Silvio must have read the puzzled look on my face. ‘The luz, it means light in Spanish. It means something has come to light, to the bosses’ attention. And that means we have to go to the yard, stand still or sit down and face the back wall.’
‘For what?’
‘So they can get their guns and ammo out of their hiding places. Holes in the ground, all over the place.’
Plastic chairs that had been stacked three or four high were then taken down and spread out across the yard area, a row each against the two longer walls in the rectangular yard; two rows were also set up in the middle. All in all there were enough chairs to seat about 40 or 50. I could now see why some of them called the yard the ‘patio’.
‘Let’s go, behind the curtain,’ said Silvio. ‘That’s our place for the day.’
I walked in and sat down on a paint bucket. Eddy and Silvio sat next to me, and Ricardo a couple of buckets down next to a few Venezuelans. Grown men forced to sit on paint buckets behind a flowery curtain. It was mad. ‘Nice day for a sit-in,’ I laughed.
‘Yes, and all day to do it, Paul,’ said Silvio.
‘How long does it last for?’
‘Seven, seven and a half hours. Till about 3.30.’
I guessed it was about 10 am. ‘How do we fill the time?’
‘Sit and stare into space,’ laughed Eddy. ‘If you’ve no visitors you’re not allowed out to the yard. Not unless someone with a visit invites you, and then you have to be dressed right. Jeans or trousers, no shorts, and a long-sleeved top.’
‘It’s the
familia
, Paul,’ said Silvio. ‘The family, it is sacred in Venezuela. It is held in the utmost respect. That’s why the prisoners dress up and clean up the wing.’
Ricardo was sitting on a paint tin, flexing his muscles. He seemed to keep to himself.
‘And don’t ever stare at anyone’s bird, mate. Don’t even make eye contact,’ said Eddy. ‘Do and you’re dead.’ He made a gun sign with two fingers pointed at his head.
‘What?’
‘It’s considered a lack of respect. Men have been shot for doing it.’ I made a mental note not to eye anyone’s bird. ‘At the very least you’ll get a luz. You’ll get called into the boss’s cell for a beating.’
I changed the subject. I was full of questions. Nothing here made sense to me. ‘The guns, I don’t get it. How do they have guns?’
‘Most are courtesy of the National Guard,’ said Silvio. ‘Most of the home-made ones are called pipe guns and made by Vampy, one of the prisoners. He’s a dab hand with a metal file and a solder.’ Los Teques was getting more bizarre by the moment.

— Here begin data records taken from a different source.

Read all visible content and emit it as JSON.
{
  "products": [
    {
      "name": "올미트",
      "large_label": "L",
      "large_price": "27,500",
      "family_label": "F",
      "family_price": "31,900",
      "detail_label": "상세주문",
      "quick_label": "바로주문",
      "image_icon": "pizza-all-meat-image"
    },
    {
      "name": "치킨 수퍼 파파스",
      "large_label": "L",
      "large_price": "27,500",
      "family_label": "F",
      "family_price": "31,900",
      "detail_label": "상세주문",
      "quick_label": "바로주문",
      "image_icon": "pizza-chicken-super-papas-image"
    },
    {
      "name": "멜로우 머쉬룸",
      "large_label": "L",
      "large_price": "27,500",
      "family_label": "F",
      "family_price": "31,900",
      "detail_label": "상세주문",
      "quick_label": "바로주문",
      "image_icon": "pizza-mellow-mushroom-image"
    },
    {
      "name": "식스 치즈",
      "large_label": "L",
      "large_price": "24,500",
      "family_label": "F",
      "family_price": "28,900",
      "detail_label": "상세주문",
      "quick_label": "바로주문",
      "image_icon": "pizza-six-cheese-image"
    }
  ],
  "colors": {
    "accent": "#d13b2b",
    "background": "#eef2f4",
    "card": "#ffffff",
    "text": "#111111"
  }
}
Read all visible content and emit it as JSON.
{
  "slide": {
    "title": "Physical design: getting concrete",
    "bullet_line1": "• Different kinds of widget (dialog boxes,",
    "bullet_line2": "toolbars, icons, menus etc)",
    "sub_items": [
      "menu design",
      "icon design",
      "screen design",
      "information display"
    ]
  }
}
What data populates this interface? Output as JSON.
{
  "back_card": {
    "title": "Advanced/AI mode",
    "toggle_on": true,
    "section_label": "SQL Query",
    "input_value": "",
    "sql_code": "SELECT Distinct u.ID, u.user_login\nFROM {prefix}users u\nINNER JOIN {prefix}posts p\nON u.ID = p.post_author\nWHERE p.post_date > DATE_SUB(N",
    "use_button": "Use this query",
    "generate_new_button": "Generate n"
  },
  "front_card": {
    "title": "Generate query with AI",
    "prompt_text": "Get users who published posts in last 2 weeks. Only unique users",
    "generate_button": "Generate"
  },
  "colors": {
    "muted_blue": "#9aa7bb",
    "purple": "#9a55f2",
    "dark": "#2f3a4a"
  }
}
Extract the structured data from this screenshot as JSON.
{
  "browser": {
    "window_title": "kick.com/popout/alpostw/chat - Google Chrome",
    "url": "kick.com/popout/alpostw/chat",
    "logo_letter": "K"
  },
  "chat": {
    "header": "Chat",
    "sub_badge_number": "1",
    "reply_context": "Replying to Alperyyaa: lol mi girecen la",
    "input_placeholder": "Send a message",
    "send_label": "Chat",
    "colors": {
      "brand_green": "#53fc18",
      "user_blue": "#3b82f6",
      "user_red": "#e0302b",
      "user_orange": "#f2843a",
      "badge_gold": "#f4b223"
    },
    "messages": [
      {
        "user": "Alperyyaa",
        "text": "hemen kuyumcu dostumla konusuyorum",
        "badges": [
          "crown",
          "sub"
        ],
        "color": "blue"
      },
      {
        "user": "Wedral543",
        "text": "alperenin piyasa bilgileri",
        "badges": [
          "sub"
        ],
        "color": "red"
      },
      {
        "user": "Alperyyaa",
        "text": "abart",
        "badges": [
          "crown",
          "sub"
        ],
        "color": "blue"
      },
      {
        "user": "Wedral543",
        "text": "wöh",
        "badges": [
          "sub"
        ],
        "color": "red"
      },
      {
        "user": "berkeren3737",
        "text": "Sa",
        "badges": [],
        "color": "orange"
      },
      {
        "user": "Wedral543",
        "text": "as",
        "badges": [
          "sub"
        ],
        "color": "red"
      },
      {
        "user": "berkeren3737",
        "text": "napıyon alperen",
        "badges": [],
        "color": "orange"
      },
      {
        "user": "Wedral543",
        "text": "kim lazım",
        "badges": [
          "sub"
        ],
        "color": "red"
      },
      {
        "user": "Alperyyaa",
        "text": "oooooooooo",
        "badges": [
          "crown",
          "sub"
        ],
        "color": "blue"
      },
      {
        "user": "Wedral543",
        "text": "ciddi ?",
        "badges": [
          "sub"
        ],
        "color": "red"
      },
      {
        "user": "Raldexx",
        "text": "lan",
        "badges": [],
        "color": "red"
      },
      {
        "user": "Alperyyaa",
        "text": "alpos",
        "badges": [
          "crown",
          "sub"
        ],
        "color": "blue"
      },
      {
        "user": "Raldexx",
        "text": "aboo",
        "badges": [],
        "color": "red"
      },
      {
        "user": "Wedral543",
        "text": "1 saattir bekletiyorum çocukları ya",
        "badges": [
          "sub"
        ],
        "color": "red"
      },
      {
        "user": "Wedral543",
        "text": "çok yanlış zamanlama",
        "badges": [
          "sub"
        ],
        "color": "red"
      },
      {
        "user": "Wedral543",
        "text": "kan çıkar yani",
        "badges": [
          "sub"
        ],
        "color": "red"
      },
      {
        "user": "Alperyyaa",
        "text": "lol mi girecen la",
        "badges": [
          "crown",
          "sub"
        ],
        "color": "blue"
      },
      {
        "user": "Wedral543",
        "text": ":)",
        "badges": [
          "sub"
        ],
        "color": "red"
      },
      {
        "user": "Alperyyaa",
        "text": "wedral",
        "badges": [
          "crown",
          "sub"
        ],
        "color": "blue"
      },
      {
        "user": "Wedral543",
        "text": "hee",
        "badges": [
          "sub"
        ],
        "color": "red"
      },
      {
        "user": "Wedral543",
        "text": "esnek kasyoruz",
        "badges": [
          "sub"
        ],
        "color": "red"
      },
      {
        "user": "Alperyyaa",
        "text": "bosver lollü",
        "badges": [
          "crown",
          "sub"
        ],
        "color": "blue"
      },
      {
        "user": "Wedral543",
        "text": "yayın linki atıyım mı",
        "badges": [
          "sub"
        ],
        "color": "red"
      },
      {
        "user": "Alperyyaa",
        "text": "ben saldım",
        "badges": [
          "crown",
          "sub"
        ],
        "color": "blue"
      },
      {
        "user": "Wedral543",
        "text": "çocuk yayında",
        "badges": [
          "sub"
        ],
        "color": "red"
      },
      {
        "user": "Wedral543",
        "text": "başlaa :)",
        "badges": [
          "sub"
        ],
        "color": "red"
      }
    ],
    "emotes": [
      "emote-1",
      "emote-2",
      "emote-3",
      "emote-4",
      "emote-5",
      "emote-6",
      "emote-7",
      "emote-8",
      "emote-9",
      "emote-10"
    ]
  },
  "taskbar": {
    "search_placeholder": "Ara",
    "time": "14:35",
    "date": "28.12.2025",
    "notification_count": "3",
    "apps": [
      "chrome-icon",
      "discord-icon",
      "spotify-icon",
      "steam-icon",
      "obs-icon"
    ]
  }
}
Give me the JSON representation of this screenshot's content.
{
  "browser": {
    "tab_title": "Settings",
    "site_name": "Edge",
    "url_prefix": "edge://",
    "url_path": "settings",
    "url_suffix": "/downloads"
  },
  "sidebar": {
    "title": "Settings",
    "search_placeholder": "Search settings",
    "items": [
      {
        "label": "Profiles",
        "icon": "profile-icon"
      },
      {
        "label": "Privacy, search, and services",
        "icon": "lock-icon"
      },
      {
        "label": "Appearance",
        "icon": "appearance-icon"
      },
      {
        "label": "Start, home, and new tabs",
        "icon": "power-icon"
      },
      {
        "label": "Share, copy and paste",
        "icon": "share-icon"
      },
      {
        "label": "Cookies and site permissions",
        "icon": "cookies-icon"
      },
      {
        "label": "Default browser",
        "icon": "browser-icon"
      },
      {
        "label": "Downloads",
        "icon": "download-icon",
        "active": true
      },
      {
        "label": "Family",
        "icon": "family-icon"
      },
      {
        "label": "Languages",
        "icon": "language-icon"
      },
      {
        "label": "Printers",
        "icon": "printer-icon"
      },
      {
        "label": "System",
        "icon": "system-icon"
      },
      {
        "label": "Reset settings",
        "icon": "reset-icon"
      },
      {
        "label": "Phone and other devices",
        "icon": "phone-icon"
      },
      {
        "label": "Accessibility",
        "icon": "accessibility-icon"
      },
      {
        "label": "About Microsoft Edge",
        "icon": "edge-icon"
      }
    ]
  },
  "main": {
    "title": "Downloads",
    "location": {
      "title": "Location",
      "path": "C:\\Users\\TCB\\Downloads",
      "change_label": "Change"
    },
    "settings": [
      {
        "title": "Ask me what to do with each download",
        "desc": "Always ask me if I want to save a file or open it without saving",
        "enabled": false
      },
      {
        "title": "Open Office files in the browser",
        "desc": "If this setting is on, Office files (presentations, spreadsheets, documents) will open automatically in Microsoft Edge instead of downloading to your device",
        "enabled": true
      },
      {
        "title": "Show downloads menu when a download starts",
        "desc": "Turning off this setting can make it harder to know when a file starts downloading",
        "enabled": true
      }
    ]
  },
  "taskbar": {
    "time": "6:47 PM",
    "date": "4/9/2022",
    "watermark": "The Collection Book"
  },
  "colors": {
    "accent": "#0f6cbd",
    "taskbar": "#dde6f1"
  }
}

‘Without them and their guns it’d be worse,’ said Eddy. ‘Other wings would storm in and shoot us up. Some of them hate gringos. Here in Maxima they don’t care what you are as long as you pay the causa. Queers. Paedos. Rapists. They’re all here, mate, take your pick.’
‘And the causa?’
‘The causa, cash so they can tool themselves up. They smuggle in coke and sell it to us at extortionate prices.’ He laughed. ‘They even use the money to buy paint and give the walls a makeover.’
Behind the curtain I could hear the shuffle of chairs and the smell of food wafting in, like chicken and what I thought was beef stew, that the visitors had brought in. I craved good food. I hadn’t eaten a proper bite since the boyos in Macuto had fed me well, hoping to win the lottery off me down a Western Union cable.
The music was still blaring. I wanted to know why. ‘That’s to drown out the wails of them all shagging in the cells,’ said Eddy.
‘You’re joking me?’
‘No. In the cells. They hang sheets up around the beds. Bit of privacy. You bring your girl in and wey-hey. They take turns with the beds. The
chicas
can scream away in orgasmic excitement. No one can hear.’ This place was getting more off the wall.